“Beck wanted the bass coming unhinged at every turn”: Justin Meldal-Johnsen's bassline on Beck’s Sexx Laws
Beck, the master of retro-hipster musical eclecticism, has been on the cultural radar for over two decades now, so it's easy to take his uniquely groovy stew for granted. But when an artist is drawing from genres as disparate as 1960s soul and R&B, '70s big-band Elvis, country, and hip-hop, it takes musicians who somehow get it all, are able to come up with parts that work every stylistic angle at once, and do it – on live gigs, anyway – while dancing.
The guy who leads that charge is Beck's bassist, musical director, and friend of over 15 years, Justin Meldal-Johnsen.
In 1999, when Beck released the high-energy Midnite Vultures, the leadoff track, Sexx Laws, became a huge hit. Amidst the jam-packed arrangement, the track's bassline stood out as a masterful example of what's possible when the rules are all being broken at once, and yet the groove is still steering the bus.
“Beck wanted something distinctive and driving. I think he wanted the bass to seem like it was coming unhinged at every turn,” Meldal-Johnsen told Bass Player. “The bass guitar was the first non-sampled instrument recorded.

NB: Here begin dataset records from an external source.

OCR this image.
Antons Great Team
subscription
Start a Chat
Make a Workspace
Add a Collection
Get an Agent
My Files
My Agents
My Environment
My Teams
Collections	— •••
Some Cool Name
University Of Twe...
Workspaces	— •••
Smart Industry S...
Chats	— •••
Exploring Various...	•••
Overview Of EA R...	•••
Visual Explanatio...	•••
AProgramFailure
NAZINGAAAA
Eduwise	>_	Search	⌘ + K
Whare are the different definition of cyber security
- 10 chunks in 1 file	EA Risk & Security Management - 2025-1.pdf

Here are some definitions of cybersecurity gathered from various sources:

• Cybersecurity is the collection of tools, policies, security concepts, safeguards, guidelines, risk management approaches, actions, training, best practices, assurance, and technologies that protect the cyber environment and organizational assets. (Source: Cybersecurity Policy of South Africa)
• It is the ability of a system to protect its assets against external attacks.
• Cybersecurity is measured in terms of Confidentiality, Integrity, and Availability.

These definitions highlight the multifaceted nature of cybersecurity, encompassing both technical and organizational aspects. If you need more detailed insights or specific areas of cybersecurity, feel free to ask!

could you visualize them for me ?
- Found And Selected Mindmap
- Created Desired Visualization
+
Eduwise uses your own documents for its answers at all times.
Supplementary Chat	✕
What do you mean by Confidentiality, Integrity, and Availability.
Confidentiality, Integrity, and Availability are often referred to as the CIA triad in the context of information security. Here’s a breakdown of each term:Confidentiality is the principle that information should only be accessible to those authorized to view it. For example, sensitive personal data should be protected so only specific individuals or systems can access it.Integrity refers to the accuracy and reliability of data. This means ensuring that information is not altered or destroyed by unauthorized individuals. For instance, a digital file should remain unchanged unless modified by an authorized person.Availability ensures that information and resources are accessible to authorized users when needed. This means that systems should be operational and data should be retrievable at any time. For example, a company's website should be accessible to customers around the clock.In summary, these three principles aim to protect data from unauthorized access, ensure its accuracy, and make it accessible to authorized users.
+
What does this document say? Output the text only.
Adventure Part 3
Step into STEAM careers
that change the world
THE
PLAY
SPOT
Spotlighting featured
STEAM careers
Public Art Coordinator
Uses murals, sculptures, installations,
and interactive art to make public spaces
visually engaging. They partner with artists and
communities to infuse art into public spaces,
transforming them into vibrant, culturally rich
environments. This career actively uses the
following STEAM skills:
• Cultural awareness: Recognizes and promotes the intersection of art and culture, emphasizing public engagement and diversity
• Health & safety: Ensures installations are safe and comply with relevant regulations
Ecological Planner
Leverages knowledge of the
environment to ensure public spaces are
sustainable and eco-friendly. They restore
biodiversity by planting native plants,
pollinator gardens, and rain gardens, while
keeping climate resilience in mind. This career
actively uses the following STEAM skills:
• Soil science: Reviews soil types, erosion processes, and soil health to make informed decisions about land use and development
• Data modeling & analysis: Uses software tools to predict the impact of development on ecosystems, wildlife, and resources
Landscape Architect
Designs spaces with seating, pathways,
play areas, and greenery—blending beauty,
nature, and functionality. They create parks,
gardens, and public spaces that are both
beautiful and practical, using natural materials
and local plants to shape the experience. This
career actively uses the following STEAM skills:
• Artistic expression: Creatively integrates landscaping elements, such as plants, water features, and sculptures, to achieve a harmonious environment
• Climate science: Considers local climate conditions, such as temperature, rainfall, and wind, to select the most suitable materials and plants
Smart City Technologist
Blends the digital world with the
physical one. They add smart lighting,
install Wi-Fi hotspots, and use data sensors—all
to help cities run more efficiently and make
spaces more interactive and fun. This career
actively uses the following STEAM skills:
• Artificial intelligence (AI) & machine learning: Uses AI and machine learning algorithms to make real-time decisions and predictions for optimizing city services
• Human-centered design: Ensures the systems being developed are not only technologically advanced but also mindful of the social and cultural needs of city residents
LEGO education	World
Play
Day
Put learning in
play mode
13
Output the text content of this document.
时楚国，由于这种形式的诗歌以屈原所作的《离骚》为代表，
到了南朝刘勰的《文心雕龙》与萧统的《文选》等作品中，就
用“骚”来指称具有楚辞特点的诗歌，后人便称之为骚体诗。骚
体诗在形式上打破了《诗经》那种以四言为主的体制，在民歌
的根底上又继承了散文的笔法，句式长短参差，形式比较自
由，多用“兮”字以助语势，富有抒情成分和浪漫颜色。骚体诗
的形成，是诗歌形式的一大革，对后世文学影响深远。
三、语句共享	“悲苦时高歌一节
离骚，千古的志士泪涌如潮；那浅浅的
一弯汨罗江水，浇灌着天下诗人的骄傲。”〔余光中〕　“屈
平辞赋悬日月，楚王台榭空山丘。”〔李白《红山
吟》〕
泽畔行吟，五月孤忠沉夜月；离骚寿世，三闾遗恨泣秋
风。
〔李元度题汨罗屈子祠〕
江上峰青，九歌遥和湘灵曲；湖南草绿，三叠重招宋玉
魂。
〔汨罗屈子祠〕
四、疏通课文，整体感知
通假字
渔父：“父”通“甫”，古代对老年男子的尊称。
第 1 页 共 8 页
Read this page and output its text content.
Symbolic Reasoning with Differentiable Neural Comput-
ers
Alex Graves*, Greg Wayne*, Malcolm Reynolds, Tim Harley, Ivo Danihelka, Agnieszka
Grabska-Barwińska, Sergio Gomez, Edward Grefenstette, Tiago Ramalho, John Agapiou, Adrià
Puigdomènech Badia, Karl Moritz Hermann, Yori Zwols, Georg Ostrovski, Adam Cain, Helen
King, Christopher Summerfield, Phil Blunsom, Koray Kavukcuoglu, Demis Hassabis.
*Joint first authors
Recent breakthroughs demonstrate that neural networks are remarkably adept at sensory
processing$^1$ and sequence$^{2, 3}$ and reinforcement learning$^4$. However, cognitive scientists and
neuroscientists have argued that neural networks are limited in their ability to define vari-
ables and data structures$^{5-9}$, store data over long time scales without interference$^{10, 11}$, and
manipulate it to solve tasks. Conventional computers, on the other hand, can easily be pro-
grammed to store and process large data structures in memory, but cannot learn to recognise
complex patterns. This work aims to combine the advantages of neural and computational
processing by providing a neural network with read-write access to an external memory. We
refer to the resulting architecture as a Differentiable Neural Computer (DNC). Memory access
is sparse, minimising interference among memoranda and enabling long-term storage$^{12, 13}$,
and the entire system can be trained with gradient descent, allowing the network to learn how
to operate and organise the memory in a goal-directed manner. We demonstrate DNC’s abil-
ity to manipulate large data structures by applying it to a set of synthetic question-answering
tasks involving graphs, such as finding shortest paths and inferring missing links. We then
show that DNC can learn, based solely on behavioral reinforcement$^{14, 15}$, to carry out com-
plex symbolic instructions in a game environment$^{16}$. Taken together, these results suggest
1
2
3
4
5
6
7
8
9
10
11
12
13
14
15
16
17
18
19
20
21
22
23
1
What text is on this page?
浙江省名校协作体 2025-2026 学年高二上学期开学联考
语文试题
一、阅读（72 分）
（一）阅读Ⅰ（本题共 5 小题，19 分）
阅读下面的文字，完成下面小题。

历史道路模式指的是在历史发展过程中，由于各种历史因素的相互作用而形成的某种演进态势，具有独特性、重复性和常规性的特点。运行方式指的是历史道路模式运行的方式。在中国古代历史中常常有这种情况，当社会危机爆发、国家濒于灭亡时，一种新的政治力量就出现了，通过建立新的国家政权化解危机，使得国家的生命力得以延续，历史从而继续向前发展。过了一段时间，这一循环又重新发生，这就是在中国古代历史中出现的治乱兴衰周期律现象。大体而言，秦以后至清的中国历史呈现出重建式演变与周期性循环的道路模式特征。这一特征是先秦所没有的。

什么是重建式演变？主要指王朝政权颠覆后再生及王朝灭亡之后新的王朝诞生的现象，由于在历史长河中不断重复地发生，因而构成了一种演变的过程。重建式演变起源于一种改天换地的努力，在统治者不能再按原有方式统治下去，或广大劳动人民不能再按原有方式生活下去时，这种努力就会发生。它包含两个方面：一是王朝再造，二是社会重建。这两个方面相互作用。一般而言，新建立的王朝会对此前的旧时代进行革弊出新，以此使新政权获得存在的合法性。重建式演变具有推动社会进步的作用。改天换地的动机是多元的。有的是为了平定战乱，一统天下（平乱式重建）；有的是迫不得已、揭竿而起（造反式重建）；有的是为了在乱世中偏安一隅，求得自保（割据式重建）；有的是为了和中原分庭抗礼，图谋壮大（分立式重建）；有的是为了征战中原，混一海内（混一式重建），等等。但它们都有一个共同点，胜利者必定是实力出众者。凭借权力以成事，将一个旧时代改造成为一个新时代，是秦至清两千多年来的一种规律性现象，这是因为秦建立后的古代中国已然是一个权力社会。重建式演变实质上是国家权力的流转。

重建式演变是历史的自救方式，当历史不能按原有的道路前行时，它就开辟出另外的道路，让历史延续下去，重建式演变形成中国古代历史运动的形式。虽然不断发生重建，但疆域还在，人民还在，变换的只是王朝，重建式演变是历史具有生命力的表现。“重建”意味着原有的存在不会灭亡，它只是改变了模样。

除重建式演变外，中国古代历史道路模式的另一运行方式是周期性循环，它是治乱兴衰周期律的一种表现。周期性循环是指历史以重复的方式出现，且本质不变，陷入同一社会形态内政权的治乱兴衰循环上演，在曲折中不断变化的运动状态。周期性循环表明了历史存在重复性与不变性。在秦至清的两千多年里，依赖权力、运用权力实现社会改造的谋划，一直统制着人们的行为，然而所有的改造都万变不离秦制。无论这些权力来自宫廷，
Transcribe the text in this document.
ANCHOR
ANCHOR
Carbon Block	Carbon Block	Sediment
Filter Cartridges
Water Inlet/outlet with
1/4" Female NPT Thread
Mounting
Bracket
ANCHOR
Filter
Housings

Beck looped the song for me, I jammed on it until I came up with parts Beck really liked, and then we tracked a few takes.”
The tune kicks off with a greasy vamp that serves as the intro and outro, verse foundation, and interlude between choruses and verses. The changes alternate between B major and G# major three times before the two-bar turnaround of A major and F# major.
Meldal-Johnsen lays into the roots with pulsing eighth-notes and an anticipated quarter-note, usually followed by a quick note run-up to the next change.
There are slight alterations to the end-bar lick throughout the tune, but the purest form of the line can be found in the first verse.
One of the coolest parts of the whole bassline is the turnaround (bars 7 and 8), where Meldal-Johnsen cranks out a wild, stuttering run of 16th-notes, beat three anticipations, and approach tones that would make James Jamerson blush.
“The guys were getting some amusement at the fact that I was sweating bullets trying to correctly play this monster I had created. That's my favorite thing to do: write things that are at the threshold of my ability.”
Over A major in the verse, Meldal-Johnsen hits the root, followed by the 7th (G) and 5th (E), before sliding up into the 9th (B) and finally working his way back down the chord tones with the help of an open D string.
The coup de grace occurs over the F# chord, where he string-skips through a blinding-fast major pentatonic run of A#-C#-D#-F# and then plows down to the root, hitting the b3 blue note (A) along the way. And mind you, Meldal-Johnson plays this entire line with a pick.
“Sonically, the ideal scenario would be some sort of medium- or short-scale hollowbody with flatwounds: Get a gritty tone, and dig in fairly hard with a pick to get some attack. Have fun, but push the envelope.”
The chorus is a quirky and relentlessly major and dominant progression (there's not a single minor chord in this song!), over which Meldal-Johnsen cranks out a furious and frenetic line of 16th-note funkiness.
Using the first chorus as an example, the E7 bars climb up chromatically and then fall down on the 7th (D) and 5th (B), with hammered-on grace notes. The two following bars have a similar rhythmic feel as they hit the octave, 5th, and 7th chord tones of G# and C#.
Another two-bar climb (bars 21 and 22), this time in G, leads in to a high root-5-octave line in F#. Then a chromatic climb in E falls into a two-bar line in D before finally breathing for four consecutive quarter-notes ... and then the vamp re-enters, and the groove starts all over again.
The second verse flies off into a whole other universe, containing an alternate-picked, slightly ‘out' lick and an entirely new root-5-octave motif. Further on, after the banjo breakdown there's a fancy one-off lick in F# that sets up the final chorus and outro vamp.
By this point, Meldal-Johnsen starts playing around more with the line, but he never loses the essence of what makes it work in the first place. That includes the tone: dark and boomy, and not always completely articulated in the mix.
He did it with a '98 Guild Starfire Reissue, with the signal split into a Brent Averill API 312 mic preamp and a Tech 21 SansAmp PSA-1, and then into a Urei 1176 and “some other compressor.”